Fat Gaspar and a few others were nice to him now. Once when he and Fat walked home together by accident from downtown they had a long talk about actresses—a talk that Basil was wise enough not to presume upon afterwards. The smaller boys suddenly decided that they approved of him, and a master who had hitherto disliked him put his hand on his shoulder walking to a class one day. They would all forget eventually—maybe during the summer. There would be new fresh boys in September; he would have a clean start next year.
One afternoon in February, playing basketball, a great thing happened. He and Brick Wales were at forward on the second team and in the fury of the scrimmage the gymnasium echoed with sharp slapping contacts and shrill cries.
“Here yar!”
“Bill! Bill!”
Basil had dribbled the ball down the court and Brick Wales, free, was crying for it.
“Here yar! Lee! Hey! Lee-y!”
Lee-y!
Basil flushed and made a poor pass. He had been called by a nickname. It was a poor makeshift, but it was something more than the stark bareness of his surname or a term of derision.
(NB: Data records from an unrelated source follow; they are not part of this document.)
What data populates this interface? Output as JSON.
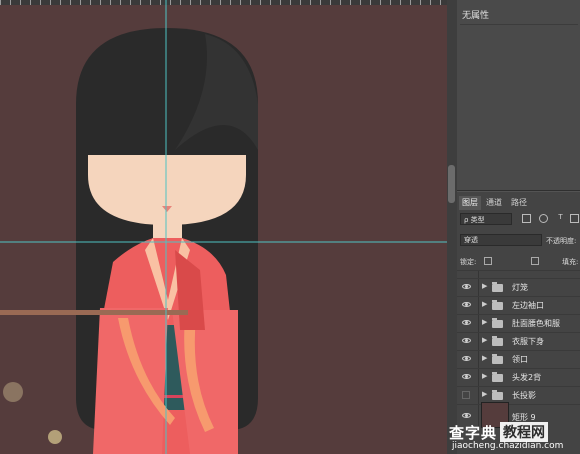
{
  "properties": {
    "title": "无属性"
  },
  "layers_panel": {
    "tabs": [
      "图层",
      "通道",
      "路径"
    ],
    "filter": "ρ 类型",
    "blend_mode": "穿透",
    "opacity_label": "不透明度:",
    "lock_label": "锁定:",
    "fill_label": "填充:",
    "layers": [
      {
        "name": "灯笼",
        "type": "group",
        "visible": true
      },
      {
        "name": "左边袖口",
        "type": "group",
        "visible": true
      },
      {
        "name": "肚面腰色和服",
        "type": "group",
        "visible": true
      },
      {
        "name": "衣服下身",
        "type": "group",
        "visible": true
      },
      {
        "name": "领口",
        "type": "group",
        "visible": true
      },
      {
        "name": "头发2背",
        "type": "group",
        "visible": true
      },
      {
        "name": "长投影",
        "type": "group",
        "visible": false
      },
      {
        "name": "矩形 9",
        "type": "shape",
        "visible": true
      }
    ]
  },
  "watermark": {
    "brand": "查字典",
    "suffix": "教程网",
    "url": "jiaocheng.chazidian.com"
  },
  "colors": {
    "canvas_bg": "#553c3c",
    "hair": "#2a2a2a",
    "skin": "#f5d5bd",
    "kimono": "#ed5e5e",
    "sash": "#2e5a5c",
    "guide": "#4fc3c3"
  }
}
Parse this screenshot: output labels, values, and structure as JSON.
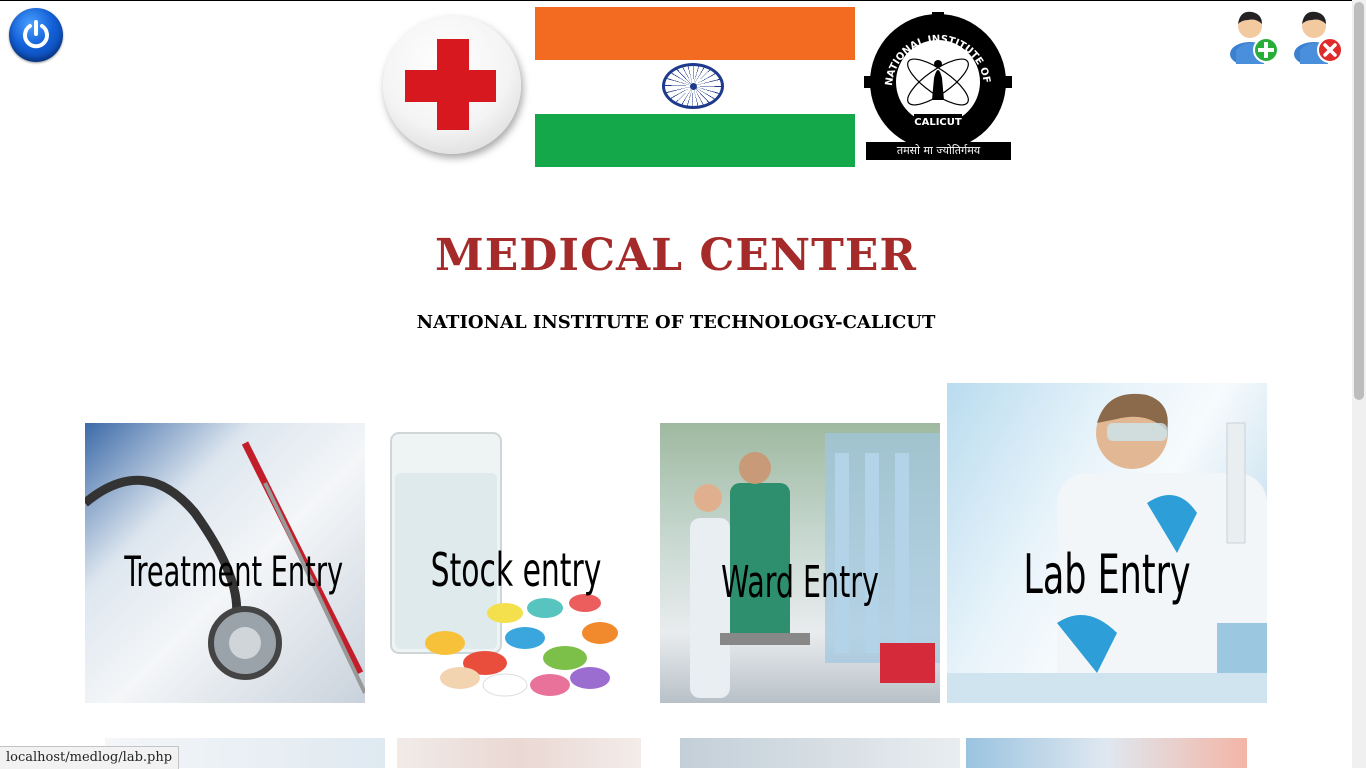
{
  "header": {
    "power_icon": "power-icon",
    "add_user_icon": "add-user-icon",
    "remove_user_icon": "remove-user-icon",
    "nit_logo_text": "NATIONAL INSTITUTE OF TECHNOLOGY",
    "nit_logo_city": "CALICUT",
    "nit_motto": "तमसो मा ज्योतिर्गमय"
  },
  "main": {
    "title": "MEDICAL CENTER",
    "subtitle": "NATIONAL INSTITUTE OF TECHNOLOGY-CALICUT",
    "tiles": [
      {
        "label": "Treatment Entry"
      },
      {
        "label": "Stock entry"
      },
      {
        "label": "Ward Entry"
      },
      {
        "label": "Lab Entry"
      }
    ]
  },
  "status_bar": {
    "url": "localhost/medlog/lab.php"
  },
  "colors": {
    "title": "#a52a2a",
    "power_button": "#1260d8",
    "red_cross": "#d7191f",
    "saffron": "#f26b21",
    "green": "#15a84a"
  }
}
Brick Wales went on playing, unconscious that he had done anything in particular or that he had contributed to the events by which another boy was saved from the army of the bitter, the selfish, the neurasthenic and the unhappy. It isn’t given to us to know those rare moments when people are wide open and the lightest touch can wither or heal. A moment too late and we can never reach them any more in this world. They will not be cured by our most efficacious drugs or slain with our sharpest swords.
Lee-y! it could scarcely be pronounced. But Basil took it to bed with him that night, and thinking of it, holding it to him happily to the last, fell easily to sleep.